During the early visit, the nurse conducts a thorough review of the patient's recent activities and dietary habits. The patient admits to using a new scented body wash, which she initially did not consider as a potential irritant. The nurse performs another focused physical assessment, which reveals no visible irritation or abnormal discharge. Vital signs continue to be stable: temperature is 98.4°F, pulse is 70 beats per minute, blood pressure is 120/78 mmHg, and respiratory rate is 18 breaths per minute.

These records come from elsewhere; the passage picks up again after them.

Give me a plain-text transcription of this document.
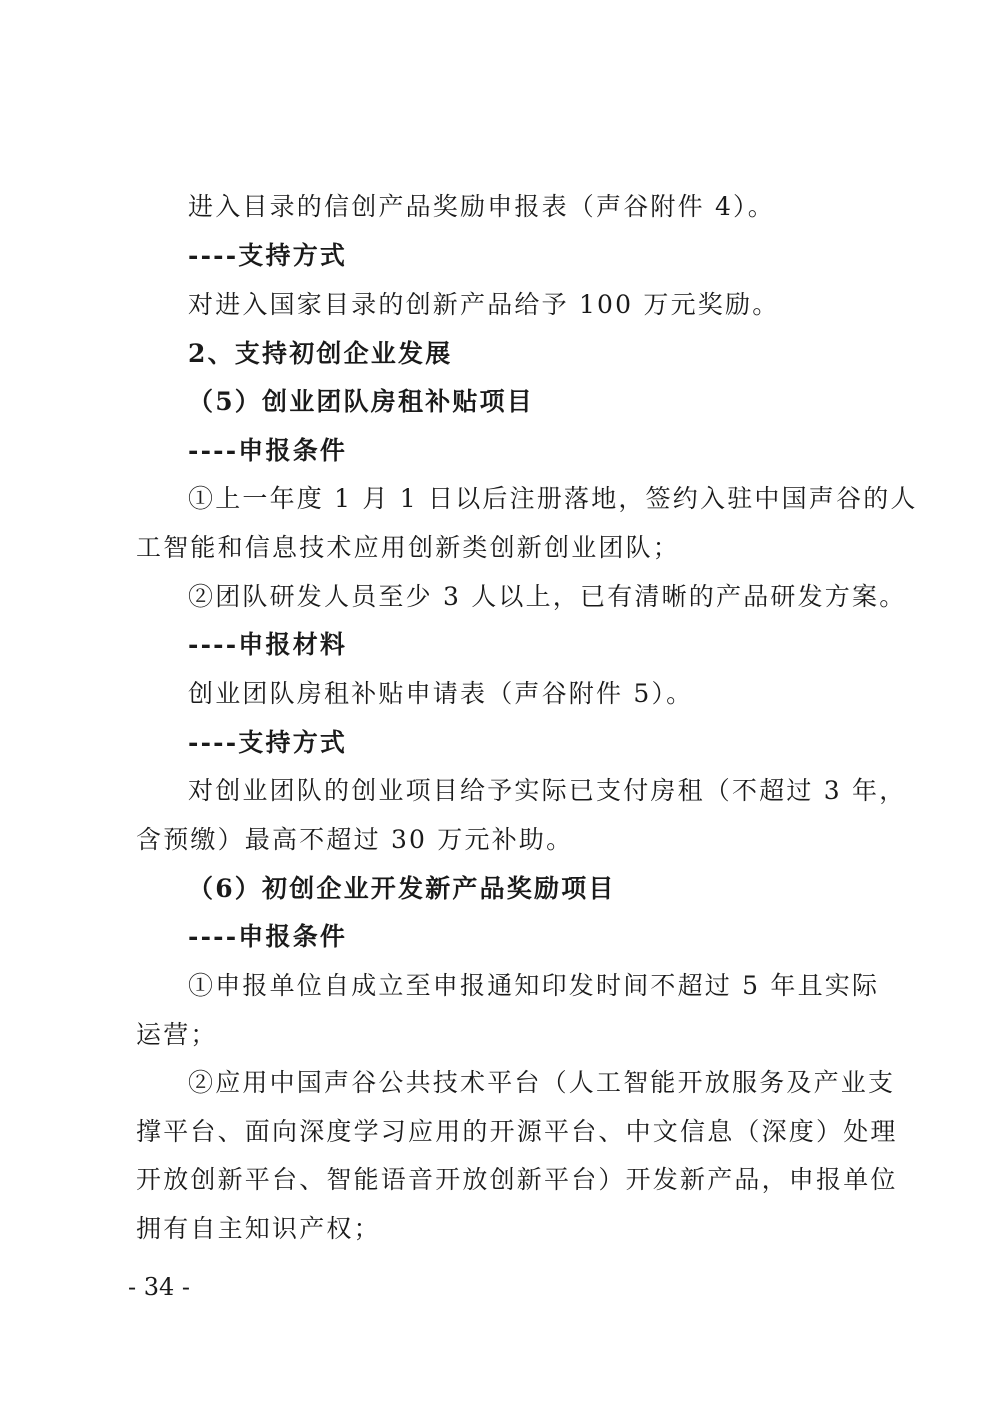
进入目录的信创产品奖励申报表（声谷附件 4）。
----支持方式
对进入国家目录的创新产品给予 100 万元奖励。
2、支持初创企业发展
（5）创业团队房租补贴项目
----申报条件
①上一年度 1 月 1 日以后注册落地，签约入驻中国声谷的人
工智能和信息技术应用创新类创新创业团队；
②团队研发人员至少 3 人以上，已有清晰的产品研发方案。
----申报材料
创业团队房租补贴申请表（声谷附件 5）。
----支持方式
对创业团队的创业项目给予实际已支付房租（不超过 3 年，
含预缴）最高不超过 30 万元补助。
（6）初创企业开发新产品奖励项目
----申报条件
①申报单位自成立至申报通知印发时间不超过 5 年且实际
运营；
②应用中国声谷公共技术平台（人工智能开放服务及产业支
撑平台、面向深度学习应用的开源平台、中文信息（深度）处理
开放创新平台、智能语音开放创新平台）开发新产品，申报单位
拥有自主知识产权；
- 34 -
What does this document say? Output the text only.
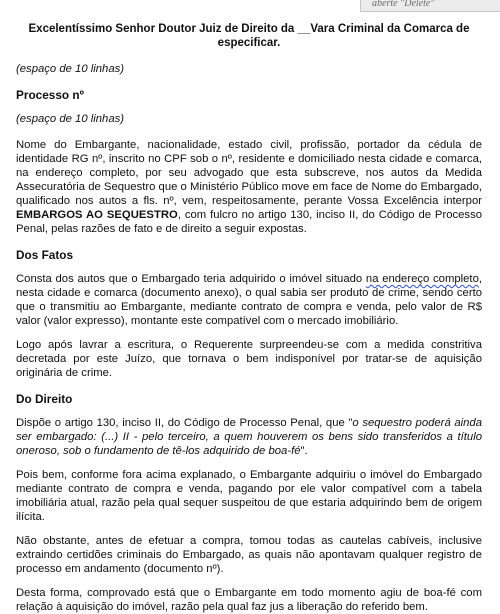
aberte "Delete"

Excelentíssimo Senhor Doutor Juiz de Direito da __Vara Criminal da Comarca de especificar.

(espaço de 10 linhas)

Processo nº

(espaço de 10 linhas)

Nome do Embargante, nacionalidade, estado civil, profissão, portador da cédula de identidade RG nº, inscrito no CPF sob o nº, residente e domiciliado nesta cidade e comarca, na endereço completo, por seu advogado que esta subscreve, nos autos da Medida Assecuratória de Sequestro que o Ministério Público move em face de Nome do Embargado, qualificado nos autos a fls. nº, vem, respeitosamente, perante Vossa Excelência interpor EMBARGOS AO SEQUESTRO, com fulcro no artigo 130, inciso II, do Código de Processo Penal, pelas razões de fato e de direito a seguir expostas.

Dos Fatos

Consta dos autos que o Embargado teria adquirido o imóvel situado na endereço completo, nesta cidade e comarca (documento anexo), o qual sabia ser produto de crime, sendo certo que o transmitiu ao Embargante, mediante contrato de compra e venda, pelo valor de R$ valor (valor expresso), montante este compatível com o mercado imobiliário.

Logo após lavrar a escritura, o Requerente surpreendeu-se com a medida constritiva decretada por este Juízo, que tornava o bem indisponível por tratar-se de aquisição originária de crime.

Do Direito

Dispõe o artigo 130, inciso II, do Código de Processo Penal, que "o sequestro poderá ainda ser embargado: (...) II - pelo terceiro, a quem houverem os bens sido transferidos a título oneroso, sob o fundamento de tê-los adquirido de boa-fé".

Pois bem, conforme fora acima explanado, o Embargante adquiriu o imóvel do Embargado mediante contrato de compra e venda, pagando por ele valor compatível com a tabela imobiliária atual, razão pela qual sequer suspeitou de que estaria adquirindo bem de origem ilícita.

Não obstante, antes de efetuar a compra, tomou todas as cautelas cabíveis, inclusive extraindo certidões criminais do Embargado, as quais não apontavam qualquer registro de processo em andamento (documento nº).

Desta forma, comprovado está que o Embargante em todo momento agiu de boa-fé com relação à aquisição do imóvel, razão pela qual faz jus a liberação do referido bem.
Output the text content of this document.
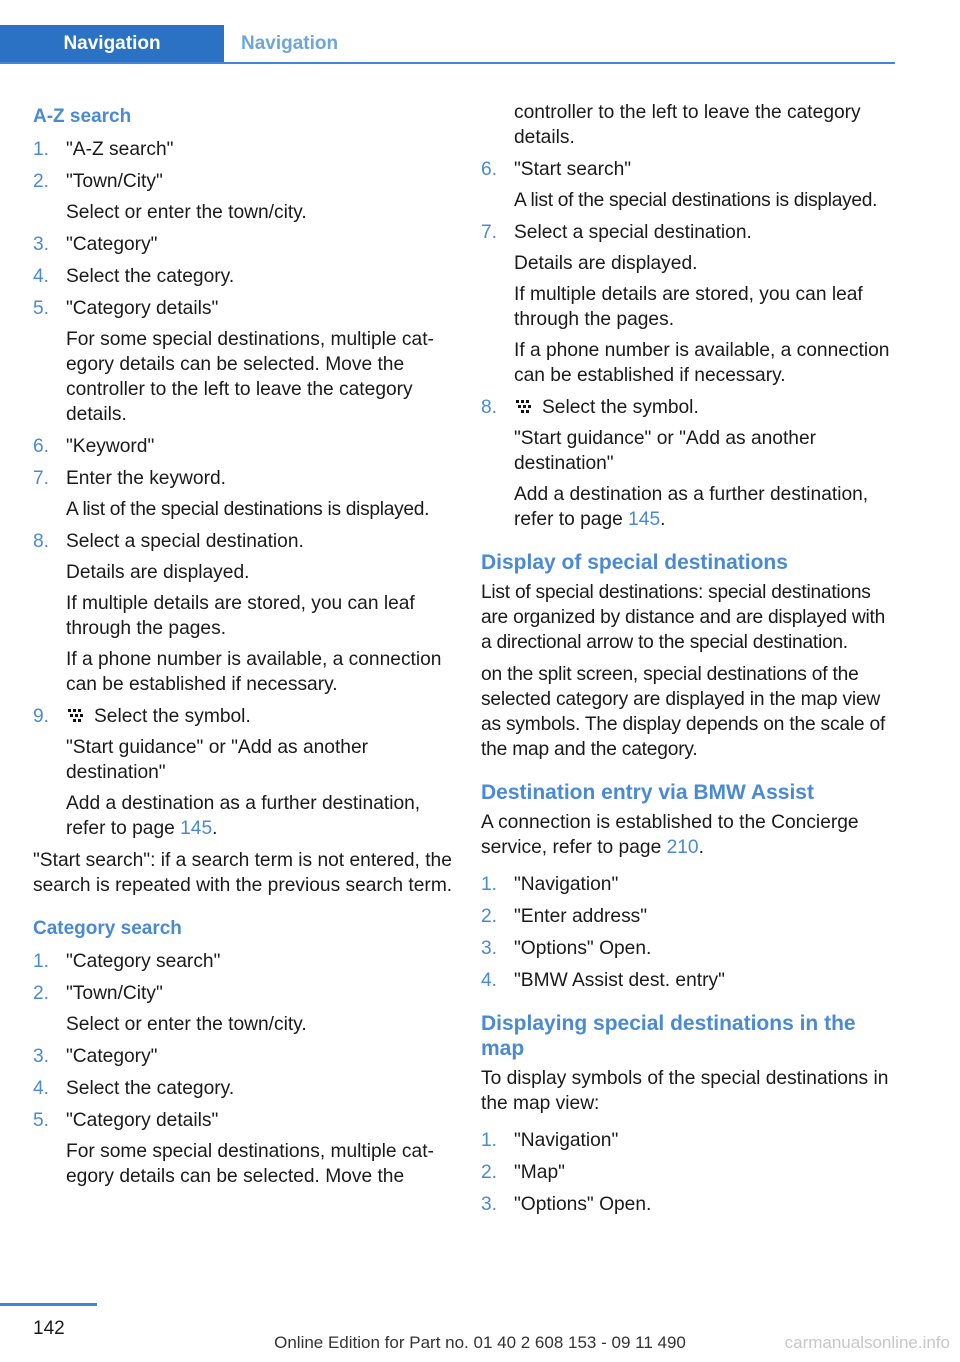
Navigation	Navigation
A-Z search
1. "A-Z search"
2. "Town/City"
Select or enter the town/city.
3. "Category"
4. Select the category.
5. "Category details"
For some special destinations, multiple cat‐egory details can be selected. Move the controller to the left to leave the category details.
6. "Keyword"
7. Enter the keyword.
A list of the special destinations is displayed.
8. Select a special destination.
Details are displayed.
If multiple details are stored, you can leaf through the pages.
If a phone number is available, a connection can be established if necessary.
9.	Select the symbol.
"Start guidance" or "Add as another destination"
Add a destination as a further destination, refer to page 145.
"Start search": if a search term is not entered, the search is repeated with the previous search term.
Category search
1. "Category search"
2. "Town/City"
Select or enter the town/city.
3. "Category"
4. Select the category.
5. "Category details"
For some special destinations, multiple cat‐egory details can be selected. Move the
controller to the left to leave the category details.
6. "Start search"
A list of the special destinations is displayed.
7. Select a special destination.
Details are displayed.
If multiple details are stored, you can leaf through the pages.
If a phone number is available, a connection can be established if necessary.
8.	Select the symbol.
"Start guidance" or "Add as another destination"
Add a destination as a further destination, refer to page 145.
Display of special destinations
List of special destinations: special destinations are organized by distance and are displayed with a directional arrow to the special destination.
on the split screen, special destinations of the selected category are displayed in the map view as symbols. The display depends on the scale of the map and the category.
Destination entry via BMW Assist
A connection is established to the Concierge service, refer to page 210.
1. "Navigation"
2. "Enter address"
3. "Options" Open.
4. "BMW Assist dest. entry"
Displaying special destinations in the map
To display symbols of the special destinations in the map view:
1. "Navigation"
2. "Map"
3. "Options" Open.
142
Online Edition for Part no. 01 40 2 608 153 - 09 11 490	carmanualsonline.info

A repeat urinalysis is ordered, showing similar findings to the previous test with a slight presence of leukocytes but still no nitrites or bacteria. Considering the negative bacterial results, the nurse focuses on lifestyle modifications and suggests the patient eliminate the new body wash and caffeinated drinks for a trial period. The nurse provides education on potential irritants and reiterates the importance of maintaining adequate hydration. The patient is instructed to monitor her symptoms closely and report any changes immediately. The nurse schedules another follow-up in two weeks to reassess her condition and ensure symptom resolution, providing reassurance and support throughout the process.